As for the mourning dove and her offspring in the bicycle basket, I’m afraid that when I opened up the door the next day to bring outside a mint plant which I’d received as a present, they both got nervous and fluttered away. I’m left feeling a little bad for having bothered them, and hoping that the mother, at least, turned out alright.
2 thoughts on “Shiluach ha-Ken”
This is David Eber from the RRC weekend… I am enjoying your blog.
I agree that this passage has been mis-interpreted , to justify human separation and domination of the natural world, when it could mean responsibility for the natural world. I believe that it is mostly Christian Theologians that have pushed this more damaging interpretation of the passage though. This isn’t to deny that many of our Jewish ancestors also shared this view that humans are in some way different from/above/in control of nature, but I also think it is important to note how these individuals were profoundly more in tune with the rhythms of the natural world than we are: more traditional Shabbat observance, practicing agriculture, etc.

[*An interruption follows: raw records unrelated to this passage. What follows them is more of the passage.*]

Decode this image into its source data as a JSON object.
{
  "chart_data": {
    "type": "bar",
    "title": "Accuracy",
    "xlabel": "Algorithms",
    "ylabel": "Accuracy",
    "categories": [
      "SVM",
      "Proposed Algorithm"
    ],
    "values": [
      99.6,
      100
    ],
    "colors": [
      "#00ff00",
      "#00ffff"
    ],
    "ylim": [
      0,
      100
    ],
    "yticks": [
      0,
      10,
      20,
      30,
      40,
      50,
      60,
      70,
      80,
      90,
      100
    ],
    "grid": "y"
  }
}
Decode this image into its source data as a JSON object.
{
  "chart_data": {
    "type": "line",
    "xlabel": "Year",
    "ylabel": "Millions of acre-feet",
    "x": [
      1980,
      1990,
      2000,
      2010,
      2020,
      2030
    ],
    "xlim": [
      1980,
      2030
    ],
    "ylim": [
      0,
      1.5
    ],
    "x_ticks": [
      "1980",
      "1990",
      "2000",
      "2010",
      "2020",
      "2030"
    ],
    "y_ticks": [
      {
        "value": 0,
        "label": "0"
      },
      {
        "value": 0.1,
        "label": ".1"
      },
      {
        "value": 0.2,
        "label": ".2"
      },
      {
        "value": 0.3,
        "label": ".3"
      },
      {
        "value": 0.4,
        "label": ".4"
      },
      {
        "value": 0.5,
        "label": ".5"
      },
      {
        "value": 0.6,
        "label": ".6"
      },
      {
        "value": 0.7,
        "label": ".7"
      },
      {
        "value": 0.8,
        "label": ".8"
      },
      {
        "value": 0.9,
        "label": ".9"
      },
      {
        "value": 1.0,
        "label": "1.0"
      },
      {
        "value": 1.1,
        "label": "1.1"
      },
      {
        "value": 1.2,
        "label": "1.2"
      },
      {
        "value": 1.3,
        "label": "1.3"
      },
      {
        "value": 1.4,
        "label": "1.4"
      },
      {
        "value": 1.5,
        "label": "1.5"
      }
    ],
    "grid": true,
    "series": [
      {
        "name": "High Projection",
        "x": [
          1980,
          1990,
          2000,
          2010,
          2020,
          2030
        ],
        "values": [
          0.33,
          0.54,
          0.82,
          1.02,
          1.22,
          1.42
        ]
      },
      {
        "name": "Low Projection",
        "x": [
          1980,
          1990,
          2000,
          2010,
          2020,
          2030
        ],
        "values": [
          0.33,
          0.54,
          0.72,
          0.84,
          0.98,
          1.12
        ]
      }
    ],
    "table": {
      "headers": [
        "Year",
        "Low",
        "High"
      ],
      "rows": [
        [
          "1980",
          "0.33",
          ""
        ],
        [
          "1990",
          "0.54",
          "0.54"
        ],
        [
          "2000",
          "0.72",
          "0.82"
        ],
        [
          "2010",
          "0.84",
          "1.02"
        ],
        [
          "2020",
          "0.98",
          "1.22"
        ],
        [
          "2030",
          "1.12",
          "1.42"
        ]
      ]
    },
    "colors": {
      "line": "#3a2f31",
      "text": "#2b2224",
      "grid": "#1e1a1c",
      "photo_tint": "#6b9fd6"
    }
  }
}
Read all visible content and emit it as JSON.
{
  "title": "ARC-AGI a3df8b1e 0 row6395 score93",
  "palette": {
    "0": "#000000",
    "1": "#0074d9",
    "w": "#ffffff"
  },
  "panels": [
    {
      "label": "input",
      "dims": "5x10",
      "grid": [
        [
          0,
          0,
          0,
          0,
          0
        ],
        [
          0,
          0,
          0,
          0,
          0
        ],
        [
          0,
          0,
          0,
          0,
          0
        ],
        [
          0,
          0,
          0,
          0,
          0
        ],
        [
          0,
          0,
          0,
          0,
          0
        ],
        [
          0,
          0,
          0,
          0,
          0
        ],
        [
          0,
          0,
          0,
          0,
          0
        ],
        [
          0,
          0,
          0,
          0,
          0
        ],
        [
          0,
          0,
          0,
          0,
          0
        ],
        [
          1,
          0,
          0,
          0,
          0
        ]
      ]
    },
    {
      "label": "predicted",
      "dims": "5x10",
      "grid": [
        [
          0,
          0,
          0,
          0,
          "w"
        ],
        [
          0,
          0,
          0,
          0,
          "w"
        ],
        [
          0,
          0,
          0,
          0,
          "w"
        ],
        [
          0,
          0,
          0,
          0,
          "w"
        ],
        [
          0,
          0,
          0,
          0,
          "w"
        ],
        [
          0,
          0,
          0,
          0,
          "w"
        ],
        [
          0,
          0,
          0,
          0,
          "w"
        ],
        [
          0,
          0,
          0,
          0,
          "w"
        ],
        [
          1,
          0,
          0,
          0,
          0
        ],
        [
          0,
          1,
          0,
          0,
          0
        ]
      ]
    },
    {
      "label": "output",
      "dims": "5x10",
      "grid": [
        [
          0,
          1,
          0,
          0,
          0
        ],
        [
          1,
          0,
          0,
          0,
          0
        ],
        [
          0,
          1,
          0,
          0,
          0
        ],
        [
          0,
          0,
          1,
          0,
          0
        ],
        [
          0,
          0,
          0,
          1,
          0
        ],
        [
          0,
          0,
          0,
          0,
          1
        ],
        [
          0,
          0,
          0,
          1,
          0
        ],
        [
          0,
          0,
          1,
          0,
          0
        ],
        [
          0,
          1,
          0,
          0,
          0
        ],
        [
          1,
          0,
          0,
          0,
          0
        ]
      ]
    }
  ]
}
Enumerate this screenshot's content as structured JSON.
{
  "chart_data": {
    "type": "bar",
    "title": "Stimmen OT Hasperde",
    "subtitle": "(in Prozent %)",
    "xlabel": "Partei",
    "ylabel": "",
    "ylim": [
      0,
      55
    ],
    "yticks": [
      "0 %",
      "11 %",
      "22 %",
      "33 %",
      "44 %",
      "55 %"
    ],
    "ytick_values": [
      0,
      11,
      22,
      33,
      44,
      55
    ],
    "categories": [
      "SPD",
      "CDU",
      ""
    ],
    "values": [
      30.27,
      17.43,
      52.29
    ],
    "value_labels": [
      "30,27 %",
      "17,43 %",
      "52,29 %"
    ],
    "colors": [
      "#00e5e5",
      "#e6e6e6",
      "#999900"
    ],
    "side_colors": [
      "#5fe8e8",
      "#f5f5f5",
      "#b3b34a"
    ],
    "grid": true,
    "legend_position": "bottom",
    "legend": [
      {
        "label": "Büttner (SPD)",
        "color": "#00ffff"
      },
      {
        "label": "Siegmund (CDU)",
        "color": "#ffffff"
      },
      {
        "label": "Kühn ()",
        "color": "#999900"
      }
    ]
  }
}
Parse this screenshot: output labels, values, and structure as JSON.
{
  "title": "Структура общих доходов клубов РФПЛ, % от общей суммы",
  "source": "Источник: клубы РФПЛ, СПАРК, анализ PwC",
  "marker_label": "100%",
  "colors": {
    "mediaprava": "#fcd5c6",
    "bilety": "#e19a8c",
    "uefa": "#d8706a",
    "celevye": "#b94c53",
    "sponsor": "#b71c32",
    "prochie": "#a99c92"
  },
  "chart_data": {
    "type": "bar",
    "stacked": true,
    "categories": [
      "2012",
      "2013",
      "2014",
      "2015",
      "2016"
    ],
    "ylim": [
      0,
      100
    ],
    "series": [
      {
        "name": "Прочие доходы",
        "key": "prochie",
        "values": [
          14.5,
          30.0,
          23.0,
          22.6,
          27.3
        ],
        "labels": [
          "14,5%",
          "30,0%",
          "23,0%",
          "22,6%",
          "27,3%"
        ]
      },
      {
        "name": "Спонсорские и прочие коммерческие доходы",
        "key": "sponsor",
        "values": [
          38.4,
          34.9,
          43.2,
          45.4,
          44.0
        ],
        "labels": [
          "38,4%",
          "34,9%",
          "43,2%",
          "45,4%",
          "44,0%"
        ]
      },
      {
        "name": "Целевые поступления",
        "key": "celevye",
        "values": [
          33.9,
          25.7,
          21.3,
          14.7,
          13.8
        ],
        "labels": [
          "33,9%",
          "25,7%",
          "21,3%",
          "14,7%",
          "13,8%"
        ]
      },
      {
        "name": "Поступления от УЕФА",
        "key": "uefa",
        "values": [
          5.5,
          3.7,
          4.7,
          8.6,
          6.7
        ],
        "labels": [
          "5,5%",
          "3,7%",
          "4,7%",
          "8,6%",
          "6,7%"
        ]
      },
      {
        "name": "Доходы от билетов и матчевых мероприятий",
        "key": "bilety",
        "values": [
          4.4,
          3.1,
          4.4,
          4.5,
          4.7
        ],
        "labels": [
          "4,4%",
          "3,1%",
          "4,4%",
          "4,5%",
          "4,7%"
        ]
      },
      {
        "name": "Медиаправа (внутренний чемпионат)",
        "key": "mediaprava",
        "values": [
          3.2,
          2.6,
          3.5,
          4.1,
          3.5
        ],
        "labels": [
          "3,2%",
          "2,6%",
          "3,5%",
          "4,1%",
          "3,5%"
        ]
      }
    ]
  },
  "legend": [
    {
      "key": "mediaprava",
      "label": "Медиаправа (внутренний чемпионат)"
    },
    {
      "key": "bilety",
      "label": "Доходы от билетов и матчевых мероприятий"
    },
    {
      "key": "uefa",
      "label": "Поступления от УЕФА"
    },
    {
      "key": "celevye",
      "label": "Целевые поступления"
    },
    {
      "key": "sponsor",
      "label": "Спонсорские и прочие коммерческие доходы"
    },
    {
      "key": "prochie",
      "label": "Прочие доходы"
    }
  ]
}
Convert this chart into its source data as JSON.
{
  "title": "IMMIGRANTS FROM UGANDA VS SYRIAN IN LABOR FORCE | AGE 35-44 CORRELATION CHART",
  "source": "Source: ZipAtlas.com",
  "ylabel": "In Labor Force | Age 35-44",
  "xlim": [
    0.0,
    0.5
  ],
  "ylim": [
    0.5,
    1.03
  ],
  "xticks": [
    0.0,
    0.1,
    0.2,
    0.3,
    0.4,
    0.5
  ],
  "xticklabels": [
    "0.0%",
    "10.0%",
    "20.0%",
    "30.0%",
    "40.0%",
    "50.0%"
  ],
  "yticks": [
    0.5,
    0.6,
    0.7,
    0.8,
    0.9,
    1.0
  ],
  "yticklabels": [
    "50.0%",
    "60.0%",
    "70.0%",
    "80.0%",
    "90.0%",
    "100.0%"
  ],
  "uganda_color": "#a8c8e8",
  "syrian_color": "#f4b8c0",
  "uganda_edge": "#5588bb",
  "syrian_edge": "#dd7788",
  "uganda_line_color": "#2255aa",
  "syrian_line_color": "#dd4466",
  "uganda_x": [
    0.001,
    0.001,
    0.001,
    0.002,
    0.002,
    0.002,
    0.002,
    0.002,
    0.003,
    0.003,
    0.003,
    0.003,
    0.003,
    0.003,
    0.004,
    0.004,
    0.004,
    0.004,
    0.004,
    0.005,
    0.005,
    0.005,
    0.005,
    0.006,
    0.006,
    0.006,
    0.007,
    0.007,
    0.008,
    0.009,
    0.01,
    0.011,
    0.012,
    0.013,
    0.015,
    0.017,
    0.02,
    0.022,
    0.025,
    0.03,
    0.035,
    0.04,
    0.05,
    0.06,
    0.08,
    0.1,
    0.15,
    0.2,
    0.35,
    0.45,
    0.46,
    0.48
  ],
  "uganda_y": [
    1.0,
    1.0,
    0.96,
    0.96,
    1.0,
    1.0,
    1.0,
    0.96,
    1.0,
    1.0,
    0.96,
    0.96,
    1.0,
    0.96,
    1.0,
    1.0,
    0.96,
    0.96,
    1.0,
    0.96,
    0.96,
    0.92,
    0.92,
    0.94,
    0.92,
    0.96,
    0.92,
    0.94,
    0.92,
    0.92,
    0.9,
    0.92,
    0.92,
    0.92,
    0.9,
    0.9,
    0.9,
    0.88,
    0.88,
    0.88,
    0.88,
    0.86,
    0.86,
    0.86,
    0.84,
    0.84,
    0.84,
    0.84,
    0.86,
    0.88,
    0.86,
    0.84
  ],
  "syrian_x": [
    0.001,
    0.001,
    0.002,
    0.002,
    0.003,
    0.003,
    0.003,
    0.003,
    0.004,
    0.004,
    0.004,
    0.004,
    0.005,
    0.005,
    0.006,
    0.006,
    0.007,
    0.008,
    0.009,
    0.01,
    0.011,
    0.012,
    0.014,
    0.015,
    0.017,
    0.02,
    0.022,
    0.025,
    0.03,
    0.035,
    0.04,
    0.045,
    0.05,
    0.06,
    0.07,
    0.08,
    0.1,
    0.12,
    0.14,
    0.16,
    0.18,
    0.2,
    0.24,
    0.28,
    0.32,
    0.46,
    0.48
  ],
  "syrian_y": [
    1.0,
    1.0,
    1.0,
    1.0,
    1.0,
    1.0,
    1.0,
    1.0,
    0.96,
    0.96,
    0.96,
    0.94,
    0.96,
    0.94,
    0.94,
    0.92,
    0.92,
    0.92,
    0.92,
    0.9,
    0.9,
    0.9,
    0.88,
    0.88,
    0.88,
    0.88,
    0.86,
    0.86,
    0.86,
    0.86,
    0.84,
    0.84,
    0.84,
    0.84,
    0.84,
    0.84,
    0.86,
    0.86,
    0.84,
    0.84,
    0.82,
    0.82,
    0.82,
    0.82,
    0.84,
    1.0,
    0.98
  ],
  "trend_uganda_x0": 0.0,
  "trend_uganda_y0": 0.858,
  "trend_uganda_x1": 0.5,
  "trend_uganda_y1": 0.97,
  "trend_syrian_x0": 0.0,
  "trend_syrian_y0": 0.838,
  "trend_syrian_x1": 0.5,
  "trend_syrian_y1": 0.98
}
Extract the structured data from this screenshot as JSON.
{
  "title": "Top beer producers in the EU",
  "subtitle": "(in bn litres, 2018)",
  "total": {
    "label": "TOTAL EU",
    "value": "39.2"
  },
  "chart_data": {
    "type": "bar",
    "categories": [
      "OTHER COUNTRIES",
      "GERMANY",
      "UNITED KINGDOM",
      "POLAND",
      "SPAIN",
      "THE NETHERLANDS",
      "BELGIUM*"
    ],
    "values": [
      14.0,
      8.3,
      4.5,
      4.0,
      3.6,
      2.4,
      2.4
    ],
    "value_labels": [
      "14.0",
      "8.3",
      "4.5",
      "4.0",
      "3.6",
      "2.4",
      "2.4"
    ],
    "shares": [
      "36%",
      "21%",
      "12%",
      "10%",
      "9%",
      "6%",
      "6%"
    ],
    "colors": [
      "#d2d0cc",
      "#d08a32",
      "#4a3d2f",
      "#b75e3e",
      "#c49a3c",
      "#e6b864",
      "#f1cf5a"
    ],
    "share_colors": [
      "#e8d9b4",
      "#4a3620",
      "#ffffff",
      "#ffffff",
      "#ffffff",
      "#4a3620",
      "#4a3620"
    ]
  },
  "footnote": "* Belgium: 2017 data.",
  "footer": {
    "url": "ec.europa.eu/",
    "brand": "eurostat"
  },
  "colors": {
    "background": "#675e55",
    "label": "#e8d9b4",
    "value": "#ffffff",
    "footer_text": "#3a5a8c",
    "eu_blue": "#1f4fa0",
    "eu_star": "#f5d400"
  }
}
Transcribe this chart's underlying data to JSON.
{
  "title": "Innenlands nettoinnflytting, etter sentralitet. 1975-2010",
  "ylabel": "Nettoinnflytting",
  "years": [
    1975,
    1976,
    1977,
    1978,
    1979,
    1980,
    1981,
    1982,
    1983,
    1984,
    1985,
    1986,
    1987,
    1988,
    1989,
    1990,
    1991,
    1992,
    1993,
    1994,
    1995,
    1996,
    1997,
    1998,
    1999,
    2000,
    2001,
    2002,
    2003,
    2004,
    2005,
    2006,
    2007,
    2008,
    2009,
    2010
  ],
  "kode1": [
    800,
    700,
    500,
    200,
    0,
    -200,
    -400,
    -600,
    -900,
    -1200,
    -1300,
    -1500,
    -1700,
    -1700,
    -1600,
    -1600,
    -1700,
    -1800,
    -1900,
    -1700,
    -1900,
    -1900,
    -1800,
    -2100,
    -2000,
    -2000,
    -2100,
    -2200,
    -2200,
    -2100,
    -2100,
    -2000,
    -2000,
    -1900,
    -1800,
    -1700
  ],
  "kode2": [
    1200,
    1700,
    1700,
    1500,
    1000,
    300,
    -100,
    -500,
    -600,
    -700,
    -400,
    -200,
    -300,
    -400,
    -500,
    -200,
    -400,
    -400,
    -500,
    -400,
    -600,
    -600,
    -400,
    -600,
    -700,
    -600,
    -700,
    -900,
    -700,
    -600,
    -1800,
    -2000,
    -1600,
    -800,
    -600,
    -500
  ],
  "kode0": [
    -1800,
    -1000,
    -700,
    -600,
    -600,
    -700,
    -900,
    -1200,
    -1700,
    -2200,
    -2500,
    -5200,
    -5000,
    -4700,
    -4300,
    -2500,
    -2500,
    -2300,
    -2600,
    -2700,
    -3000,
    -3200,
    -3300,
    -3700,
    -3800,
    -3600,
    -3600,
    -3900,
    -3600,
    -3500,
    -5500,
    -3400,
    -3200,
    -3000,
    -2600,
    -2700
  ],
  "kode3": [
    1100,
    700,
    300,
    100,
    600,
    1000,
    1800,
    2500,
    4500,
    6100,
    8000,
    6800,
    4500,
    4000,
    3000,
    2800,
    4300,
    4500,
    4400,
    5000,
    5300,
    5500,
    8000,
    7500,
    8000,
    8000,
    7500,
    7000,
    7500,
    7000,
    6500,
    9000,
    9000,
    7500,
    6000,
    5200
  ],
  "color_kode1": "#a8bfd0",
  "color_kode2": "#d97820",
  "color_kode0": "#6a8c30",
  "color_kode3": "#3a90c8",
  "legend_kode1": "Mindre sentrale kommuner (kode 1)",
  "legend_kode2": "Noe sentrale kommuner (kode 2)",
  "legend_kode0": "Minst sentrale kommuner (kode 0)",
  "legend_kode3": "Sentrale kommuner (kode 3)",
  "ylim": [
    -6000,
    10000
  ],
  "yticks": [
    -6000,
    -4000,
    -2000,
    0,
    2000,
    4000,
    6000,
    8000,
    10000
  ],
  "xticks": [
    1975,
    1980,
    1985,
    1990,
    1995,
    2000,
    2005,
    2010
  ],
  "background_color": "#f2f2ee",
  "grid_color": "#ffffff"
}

I believe that many liberal Jews today do believe that humans and the environment aren’t separate in the way that we once thought, but I also believe that in many ways we have to “go back to the future,” to reconnect ourselves with nature in ways that our ancestors once were.
Keep up the great blogging and best of luck at RRC!
Hi David, thanks for the thoughtful reply!
I agree that there’s a lot that can be done to reconnect with an earlier side to the tradition that looks at humans as a part of nature rather than apart from it. I think a lot of progress was made on this front by the halutzim and early founders of Zionism who empasized the importance of getting back to the land as a necessary element in the revitalization of the Jewish people–though some of their approach has to be rethought in light of modern developments in environmental science.
Take care, and hope to see you again real soon!